Peter Lindbergh was behind the lens of some of the most iconic fashion images of all time. With his work gracing the pages of all the top fashion magazines, he made the careers of the 90s supermodel elite, took arresting black and white portraits of the stars, and changed what fashion photography could be.
The German photographer died in September 2019, but he had spent the two years before his death working on a collection of 140 photographs that captured the spirit of his personal style. Spanning from the early 1980s to the present day, the collection has just gone on display at the Düsseldorf Kunstpalast gallery in Germany and offers a look at images that graced the pages of Harper’s Bazaar, Rolling Stone, Vogue, The Wall Street Journal, and more.
Titled Untold Stories, a book of the same name (released 20 February) accompanies the show and is a 320-page insight into the photographer. The book is published by Taschen, and contains images that were previously unpublished or only existed temporarily in the pages of these glossy magazines. A mix of models, actors and personalities appear in the collection, including Nicole Kidman, Uma Thurman, Naomi Campbell and Linda Evangelista.
The XL volume also contains a conversation between Lindbergh and Kunstpalast director Felix Krämer, as well as an homage by director, photographer and close friend Wim Wenders, which offers personal insights into the collection and Lindbergh himself.
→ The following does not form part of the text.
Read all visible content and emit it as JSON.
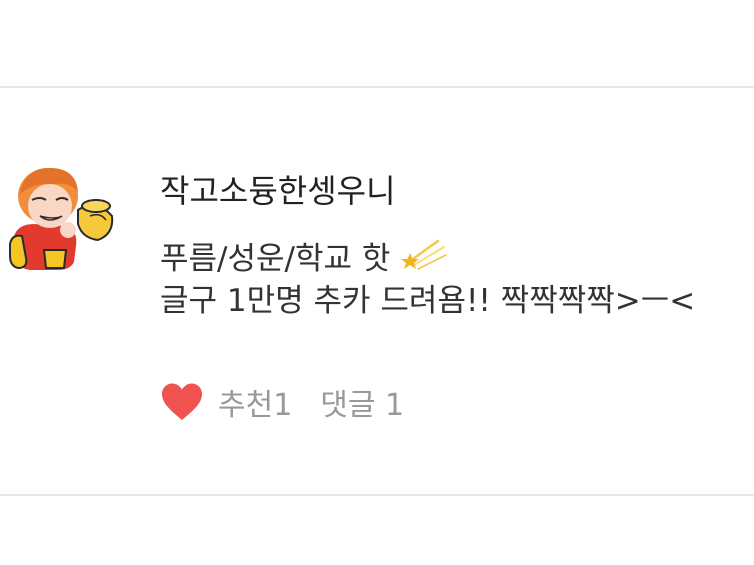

“The idea of me curating the exhibition myself opened up the possibility of thinking about my photos in a more comprehensive way, in a context other than fashion,” Lindbergh said in the interview with Kramer. “The aim of this exhibition is to open up my photos to different interpretations and perspectives. Mind you, I am not trying to say that my pictures are not about fashion photography, as that would be incorrect. I insist on the definition ‘fashion photography’ since, for me, this term does not mean that you have to depict fashion – photography is much bigger than fashion itself, it is a component of contemporary culture, like music.”
Lindbergh’s images changed what fashion photography could be. With the focus on more than just the fashion within the photographs, Lindbergh also put an emphasis on narrative and rawness, creating candid images that feel just as contemporary now as they did when they were first taken.